Friday, March 27, 2020

The importance of the existential dimension in understanding psychiatric disorder

Sanneke de Haan makes a case for incorporating the existential dimension into the understanding of psychiatric disorders. As she says, the "existential stance of relating to oneself, to others, and to one’s situation is crucial for understanding psychiatric disorders." We can suffer from alienation when we do not coincide with ourselves and with our present situation, and this alienation may go on to develop into psychiatric disorders. How patients relate to their experiences and their disorder is likely to co-determine the course of their illness, and of their lives in general.

I'm not sure that I agree that Engel's biopsychosocial model does not do justice to patients' subjective experience. Nonetheless, I do like the idea of enactivism as a way of moving on from cognitive science (eg. see my book review). Cognition is a fundamentally embodied and embedded form of action and needs to incorporate the sense-making activity of a person in context. To understand psychiatric disorders, we should look at persons in interaction with their worlds. The evaluative interactions of a person with their world go astray in psychiatric disorders. When a person's sense-making goes astray, it is not appropriate to, or insufficiently grounded in, their situation and the person may well find it difficult to adjust their sense-making. In physical illness, sense-making may be secondarily affected as an effect of the illness but in psychiatric disorders these relations are directly implicated.
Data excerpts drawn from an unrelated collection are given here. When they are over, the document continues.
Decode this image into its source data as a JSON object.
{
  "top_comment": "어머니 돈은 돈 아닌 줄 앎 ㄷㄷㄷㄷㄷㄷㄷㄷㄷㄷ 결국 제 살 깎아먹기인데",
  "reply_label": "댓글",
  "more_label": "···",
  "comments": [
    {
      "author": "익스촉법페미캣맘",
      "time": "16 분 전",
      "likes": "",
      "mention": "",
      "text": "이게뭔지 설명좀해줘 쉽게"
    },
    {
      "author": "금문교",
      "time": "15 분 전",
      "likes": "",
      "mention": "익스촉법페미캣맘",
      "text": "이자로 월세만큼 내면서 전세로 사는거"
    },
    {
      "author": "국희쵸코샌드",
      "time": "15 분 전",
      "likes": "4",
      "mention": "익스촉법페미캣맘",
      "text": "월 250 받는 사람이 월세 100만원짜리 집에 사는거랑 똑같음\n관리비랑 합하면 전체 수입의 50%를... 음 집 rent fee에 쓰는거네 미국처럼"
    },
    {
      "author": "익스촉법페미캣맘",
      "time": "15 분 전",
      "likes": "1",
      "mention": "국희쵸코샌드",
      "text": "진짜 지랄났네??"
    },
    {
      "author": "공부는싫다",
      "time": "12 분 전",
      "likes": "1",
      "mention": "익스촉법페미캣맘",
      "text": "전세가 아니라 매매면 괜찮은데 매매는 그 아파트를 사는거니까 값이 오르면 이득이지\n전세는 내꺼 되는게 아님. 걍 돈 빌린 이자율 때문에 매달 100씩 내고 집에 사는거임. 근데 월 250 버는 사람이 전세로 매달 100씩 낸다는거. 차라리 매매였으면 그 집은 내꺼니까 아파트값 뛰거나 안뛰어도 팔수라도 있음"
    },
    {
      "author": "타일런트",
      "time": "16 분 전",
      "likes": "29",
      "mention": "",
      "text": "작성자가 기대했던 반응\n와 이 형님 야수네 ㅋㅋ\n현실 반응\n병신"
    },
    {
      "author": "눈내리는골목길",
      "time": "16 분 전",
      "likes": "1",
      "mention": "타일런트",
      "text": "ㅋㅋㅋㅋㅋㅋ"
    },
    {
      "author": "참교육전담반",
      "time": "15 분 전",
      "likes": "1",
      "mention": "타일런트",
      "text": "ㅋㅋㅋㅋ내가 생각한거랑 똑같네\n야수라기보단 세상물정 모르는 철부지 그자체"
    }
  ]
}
The term 'existentialism' was explicitly adopted as a self-description by Jean-Paul Sartre. There is a direct link with the work of R.D. Laing in that Laing & Cooper (1964) wrote an exposition together in english of Sartrean terms related to dialectical rationality. Laing (1964) said in New Society, that he thought there was a revolution happening at the time that was changing the clinical point of view in psychiatry to one that is both existential and social. It's taken a while to happen, maybe because Laing eventually became more interested in personal liberation and spiritual growth, including, for example, developing 'birthing' as a component of his practice following the technique of Elizabeth Fehr. There is an existentialist tradition in psychotherapy but enactive psychiatry seems wider than psychotherapy, and I look forward to finding out more about it.